Nor was it one of the most thieving strategies, because that was to plunder, steal and appropriate land and assets. (Have I told you before that even bank accounts were stolen? Palestinian refugees who wanted to at least withdraw their money from their bank accounts, even if they weren't allowed back to their homes, their farms, their factories and offices, were met with a steel wall. Everything, everything, was confiscated by the new Israeli state. Can you imagine?).

But it was the most destructive strategy. The Jewish terrorist gangs, and later the newly created Israeli state, destroyed at least 531 villages and towns during and after the war in 1948. They bulldozed them to the ground. Mosques, churches, farms, houses, graves - all of it turned to dust.

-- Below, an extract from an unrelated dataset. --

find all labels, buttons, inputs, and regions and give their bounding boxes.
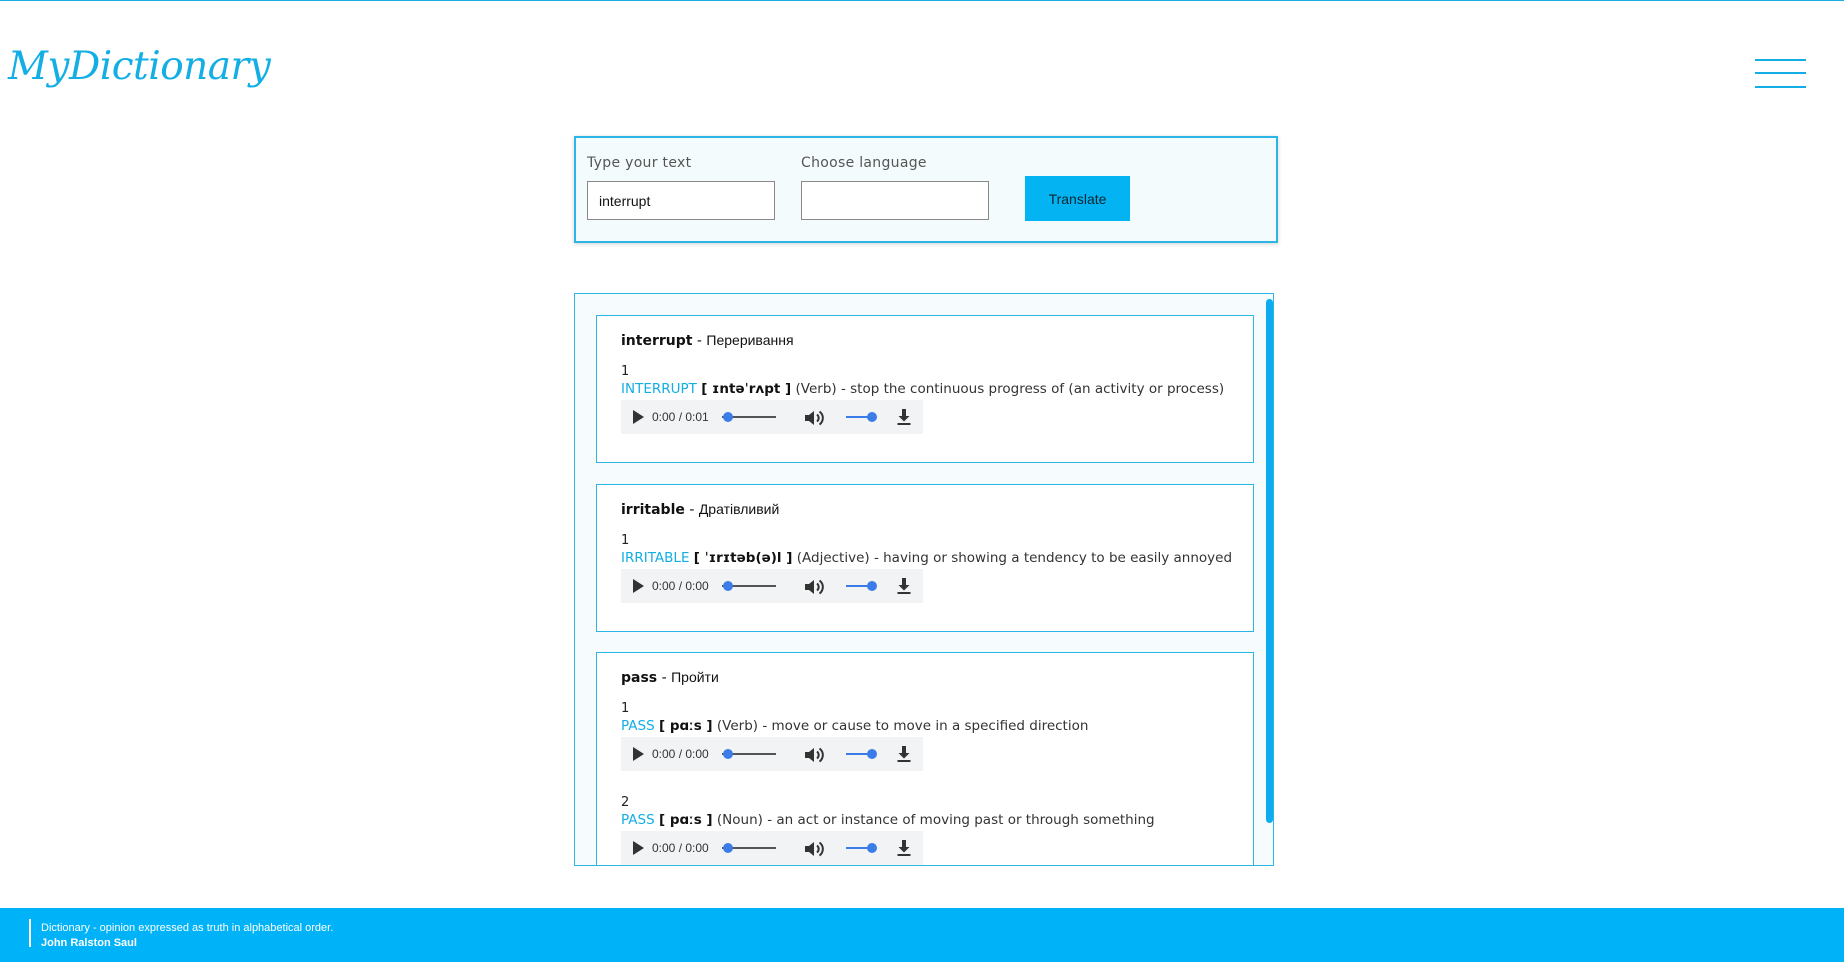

Why? Because they noticed that once they had moved on to the next village, those expelled started making their way back to their houses, thinking that the danger had passed and that they could go on with their lives. That didn't fit with the Zionist plan for Palestine to be for Jews only.

To make it worse - if anything can be worse than expelling a people from their land - all those hundreds of thousands of refugees who still have their deeds and their keys to houses that don't exist anymore. All of those who aren't allowed to return to where their villages once were. Do you know why they can't return?

If you imagine it is because Jews live there now, I would forgive you for your naivety. It sounds reasonable that the reason why Israel won't allow Palestinians to come home is because Jewish cities have taken the place of those Palestinian villages, so that there is no space for those who fled over 60 years ago.

And in some cases you would be right, imagining this. But in many, many cases it is simply so that grass can grow.

Over countless old houses and farms, marked only by the sabr - the patient cactus that used to separate one farm from another - and some old stones, there now grows grass. Grass and pine trees. The Jews planted European-looking pine trees where Palestinians used to grow oranges and olives to erase the history of the land. Make it look more like the Europe they had fled or emigrated from.

Sabr, Arabic for patience, and a national symbol for Palestine

Yesterday I watched a film about old women and men who are "internally displaced" within that which is now called Israel. They fled, but were still inside the borders of what would become Israel and were therefore allowed to stay, but not return to their old villages.

The film team came with them as they walked across fields to visit the places where they grew up. Tearing off tufts of grass from where their kitchen floor had once been, uncovering the grave of a loved one, they told stories of Al Nakba to the camera. Stories they still struggle to understand.

Because even 63 years later, Palestinians still can't really understand why anybody would want to come and uproot people from their homes, force them  out of their villages, and in many cases out of their country, and then not let them return even though so much of the land still stands untouched since those days.

Why would anybody think grass is more important than a fellow human being?

As the refugee community keeps growing, and as the occupation of the strips of land still officially promised to the Palestinians tightens, it is increasingly clear that Israel has absolutely no intention of ever granting Palestinians their right of return, nor giving up a single square meter of the land they stole 63 years ago.

And the international community? They also gave up on the refugees and their house keys. They've settled for mild diplomatic pressure on Israel to maybe allow Palestinians to create their own Swiss cheese state between the Israeli settlements sometime in the future. Perhaps.

And so Al Nakba deepens with every year that passes.